Researchers at the University of Hong Kong (HKU) have developed a breakthrough wearable device that integrates stretchable organic electrochemical transistors (OECTs) designed to be worn comfortably on the skin for real-time data processing.
The development of this AI-powered wearable by HKU’s researchers incorporates machine learning algorithms for precise predictions, and is aimed at a wide range of users. Health-conscious individuals, athletes, and patients needing continuous health monitoring could greatly benefit from this technology. It is also suited for healthcare providers seeking real-time data for decision-making, making the device crucial for digital health and personalized medicine.
Shiming Zhang, a co-author & assistant professor (electrical and electronic engineering), HKU emphasized the potential impact, stating, “Our goal is to embed machine learning capabilities into wearables to enable in-sensor neuromorphic computing or edge-computing capabilities. This allows for real-time, edge-based decision-making, which is vital for closed-loop theranostics and relevant to AI-driven medicine.”
The researchers developed their AI-powered wearable by designing a stretchable array of OECTs and combining them with machine learning algorithms. These algorithms were trained on biomedical datasets, allowing the device to predict users’ physiological states with precision. The device’s ability to process data on the spot is a game-changer for real-time health monitoring and decision-making.
Zhang highlighted several challenges in the process: “To merge our algorithms with wearables, we face three main challenges: collecting higher-quality health data for precise training, suppressing motion artifacts with soft skin and thus minimize data noise, and customizing an algorithm for maximum computational efficiency.” By using OECTs, the team was able to minimize noise caused by motion, enhance muscle signal quality, and employ an efficient AI algorithm known as reservoir computing.
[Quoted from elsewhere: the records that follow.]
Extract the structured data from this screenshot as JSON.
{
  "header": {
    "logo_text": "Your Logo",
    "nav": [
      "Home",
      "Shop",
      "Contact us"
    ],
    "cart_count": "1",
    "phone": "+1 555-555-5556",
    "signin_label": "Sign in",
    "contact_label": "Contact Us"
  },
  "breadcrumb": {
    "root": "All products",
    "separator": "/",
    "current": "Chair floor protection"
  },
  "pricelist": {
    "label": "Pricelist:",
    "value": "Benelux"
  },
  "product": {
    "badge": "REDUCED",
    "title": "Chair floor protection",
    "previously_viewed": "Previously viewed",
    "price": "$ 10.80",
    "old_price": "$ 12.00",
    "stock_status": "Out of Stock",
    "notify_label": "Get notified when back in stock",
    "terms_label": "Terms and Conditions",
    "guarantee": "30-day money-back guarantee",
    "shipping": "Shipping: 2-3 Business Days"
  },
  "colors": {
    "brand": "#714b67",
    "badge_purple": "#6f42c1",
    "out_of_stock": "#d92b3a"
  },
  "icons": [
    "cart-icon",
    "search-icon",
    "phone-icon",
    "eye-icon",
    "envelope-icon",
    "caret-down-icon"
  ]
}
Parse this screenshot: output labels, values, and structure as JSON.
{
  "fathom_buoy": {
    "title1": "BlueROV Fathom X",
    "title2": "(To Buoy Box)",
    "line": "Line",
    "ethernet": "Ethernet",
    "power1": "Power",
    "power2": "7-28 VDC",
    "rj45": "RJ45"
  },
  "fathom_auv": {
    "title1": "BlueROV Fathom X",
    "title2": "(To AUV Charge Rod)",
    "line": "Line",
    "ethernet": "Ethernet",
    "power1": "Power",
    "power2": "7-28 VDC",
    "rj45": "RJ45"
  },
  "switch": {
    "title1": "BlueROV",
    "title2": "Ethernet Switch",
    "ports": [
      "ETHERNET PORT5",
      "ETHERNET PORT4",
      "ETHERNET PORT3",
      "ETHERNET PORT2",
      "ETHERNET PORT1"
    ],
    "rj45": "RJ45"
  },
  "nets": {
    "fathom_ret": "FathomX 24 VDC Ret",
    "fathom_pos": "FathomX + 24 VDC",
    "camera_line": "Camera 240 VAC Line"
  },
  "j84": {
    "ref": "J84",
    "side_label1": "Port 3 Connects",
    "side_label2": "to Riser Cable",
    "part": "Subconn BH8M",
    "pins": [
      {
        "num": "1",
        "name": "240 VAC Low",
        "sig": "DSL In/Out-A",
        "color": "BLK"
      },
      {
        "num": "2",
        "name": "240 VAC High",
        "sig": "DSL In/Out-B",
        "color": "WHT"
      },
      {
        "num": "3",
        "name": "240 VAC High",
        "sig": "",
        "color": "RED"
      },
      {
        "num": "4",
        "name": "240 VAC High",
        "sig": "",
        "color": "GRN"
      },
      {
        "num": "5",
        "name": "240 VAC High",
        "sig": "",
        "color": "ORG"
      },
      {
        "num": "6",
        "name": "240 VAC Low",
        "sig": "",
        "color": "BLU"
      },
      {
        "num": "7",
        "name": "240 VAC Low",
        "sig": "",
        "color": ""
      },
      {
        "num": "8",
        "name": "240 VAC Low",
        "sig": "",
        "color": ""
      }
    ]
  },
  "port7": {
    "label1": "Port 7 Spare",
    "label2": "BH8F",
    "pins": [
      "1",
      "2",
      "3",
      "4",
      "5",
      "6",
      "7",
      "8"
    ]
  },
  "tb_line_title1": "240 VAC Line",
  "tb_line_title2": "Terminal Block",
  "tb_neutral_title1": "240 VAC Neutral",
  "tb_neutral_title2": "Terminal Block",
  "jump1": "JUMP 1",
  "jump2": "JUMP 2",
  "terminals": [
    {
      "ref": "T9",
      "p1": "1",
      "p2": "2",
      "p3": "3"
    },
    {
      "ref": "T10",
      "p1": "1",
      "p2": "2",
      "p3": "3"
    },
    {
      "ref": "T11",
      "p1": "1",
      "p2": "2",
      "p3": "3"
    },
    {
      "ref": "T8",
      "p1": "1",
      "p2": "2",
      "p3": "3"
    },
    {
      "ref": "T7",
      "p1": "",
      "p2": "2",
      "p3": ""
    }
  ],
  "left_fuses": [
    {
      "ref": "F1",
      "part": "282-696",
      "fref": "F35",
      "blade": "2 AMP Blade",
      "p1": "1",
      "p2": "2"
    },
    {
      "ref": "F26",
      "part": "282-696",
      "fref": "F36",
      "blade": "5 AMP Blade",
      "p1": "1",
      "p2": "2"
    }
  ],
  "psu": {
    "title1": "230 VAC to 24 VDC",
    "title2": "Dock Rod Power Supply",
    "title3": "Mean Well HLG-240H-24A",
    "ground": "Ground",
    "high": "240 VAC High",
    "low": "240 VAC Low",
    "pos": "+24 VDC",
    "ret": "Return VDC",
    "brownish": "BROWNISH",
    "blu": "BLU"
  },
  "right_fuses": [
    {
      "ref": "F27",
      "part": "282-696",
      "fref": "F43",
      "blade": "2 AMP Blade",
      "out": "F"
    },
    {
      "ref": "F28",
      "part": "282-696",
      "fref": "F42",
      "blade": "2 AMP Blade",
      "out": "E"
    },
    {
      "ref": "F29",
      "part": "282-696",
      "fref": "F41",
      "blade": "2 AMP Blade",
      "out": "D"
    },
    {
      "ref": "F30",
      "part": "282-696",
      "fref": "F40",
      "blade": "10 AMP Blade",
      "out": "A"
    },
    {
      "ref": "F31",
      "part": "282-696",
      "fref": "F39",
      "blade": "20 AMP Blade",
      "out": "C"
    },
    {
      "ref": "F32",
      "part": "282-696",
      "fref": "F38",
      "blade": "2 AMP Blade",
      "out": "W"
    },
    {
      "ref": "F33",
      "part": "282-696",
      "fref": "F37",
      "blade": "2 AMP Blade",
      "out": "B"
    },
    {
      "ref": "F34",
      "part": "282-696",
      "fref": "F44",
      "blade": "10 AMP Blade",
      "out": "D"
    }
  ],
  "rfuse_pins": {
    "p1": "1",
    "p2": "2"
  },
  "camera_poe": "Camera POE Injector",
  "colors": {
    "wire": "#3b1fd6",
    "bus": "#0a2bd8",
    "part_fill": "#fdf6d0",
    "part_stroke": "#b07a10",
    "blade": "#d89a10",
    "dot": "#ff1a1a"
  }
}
The stretchable transistors developed for this wearable device consist of an elastomeric substrate, semiconducting polymers, and gold-based electrodes. These components allow for over 50% stretchability, making the device both flexible and durable. The transistors, which are as small as 100 μm, were fabricated using inkjet printing, enabling a cost-effective and scalable manufacturing process.
In initial tests, the wearable system, compatible with smartwatches, demonstrated impressive performance. It accurately predicted hand gestures with about 90% accuracy, showcasing its potential in real-world applications. Zhang described the platform, known as WISE (Wearable, Intelligent, and Soft Electronics), as a versatile tool for various health-related applications.
This breakthrough in wearable technology promises to enhance health monitoring, offering more comfortable, efficient, and adaptable solutions for both patients and healthcare providers.